Analysis of Depression and Risk Factors in Students

Executive Summary

This project analyzes factors associated with depression among students using a dataset of over 27000 observations. The objective was to explore how variables such as academic pressure, lifestyle habits, financial stress and psychological factors relate to depression outcomes and to build a composite risk score that helps identify students with a high likelihood of depression.

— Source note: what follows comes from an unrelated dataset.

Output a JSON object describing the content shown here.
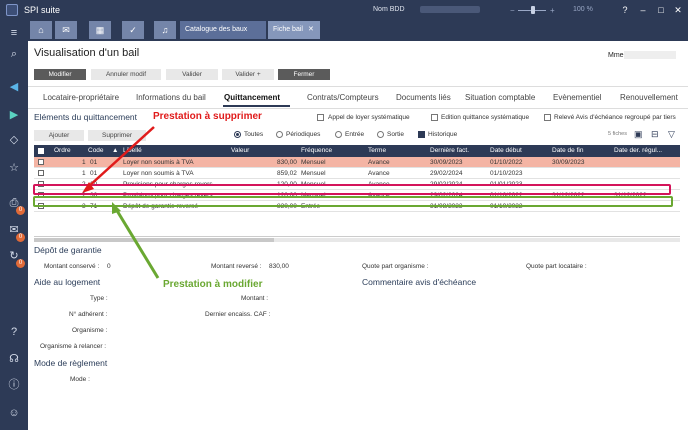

The analysis combines tools such as Excel, SQL, Python and Tableau for data cleaning, analysis and visualization. Results indicate strong relationships between depression and variables such as academic pressure, financial stress, sleep duration, dietary habits and other psychological factors. Students with high composite risk scores show more than double the presence of depression than those with low risk,the high-risk group represents approximately 30% of the dataset population.

Relevant links:

Analytical Questions

The project aims to answer the following questions:

How prevalent is depression among students in the dataset?
Does depression vary across demographic characteristics such as gender or age group?
What academic factors are associated with higher depression levels?
Do lifestyle habits correlate with depression outcomes?
What role do psychological indicators such as suicidal thoughts or family mental health history play?
Can a combined risk score be constructed to help us identify which students are at a higher risk of depression?

Dataset overview

The dataset is composed of 27901 observations with 18 variables with the following structure:

No	Field	Type	Description
1	student_id	Integer	Unique identifier assigned to each student
2	gender	String	Gender of the student (Male/Female)
3	age	Integer	Age of the student
4	city	String	City or region where the student resides
5	profession	String	Field of work or study of the student
6	academic_pressure	Integer	Measure indicating the level of pressure the student faces in academic settings
7	work_pressure	Integer	Measure of the pressure related to work or job responsibilities
8	cgpa	Float	Cumulative grade point average of the student
9	student_satisfaction	Integer	Indicator of how satisfied the students are with their studies
10	job_satisfaction	Integer	Measure of how satisfied the students are with their job or work environment
11	sleep_duration	String	Average number of hours the student sleeps per day
12	dietary_habits	String	Assessment of the student’s eating patterns and nutritional habits
13	student_degree	String	Academic degree or program that the student is pursuing
14	suicidal_thoughts	String	Binary indicator (Yes/No) that reflects whether the student has ever experienced suicidal ideation
15	study_work_hours	Integer	Average number of hours per day the student dedicates to work or study
16	financial_stress	Integer	Measure of the stress experienced due to financial concerns
17	family_mental_history	String	Indicates whether there is a family history of mental illness (Yes/No)
18	depression	Integer	Target variable that indicates whether the student is experiencing depression (Yes = 1/No = 0)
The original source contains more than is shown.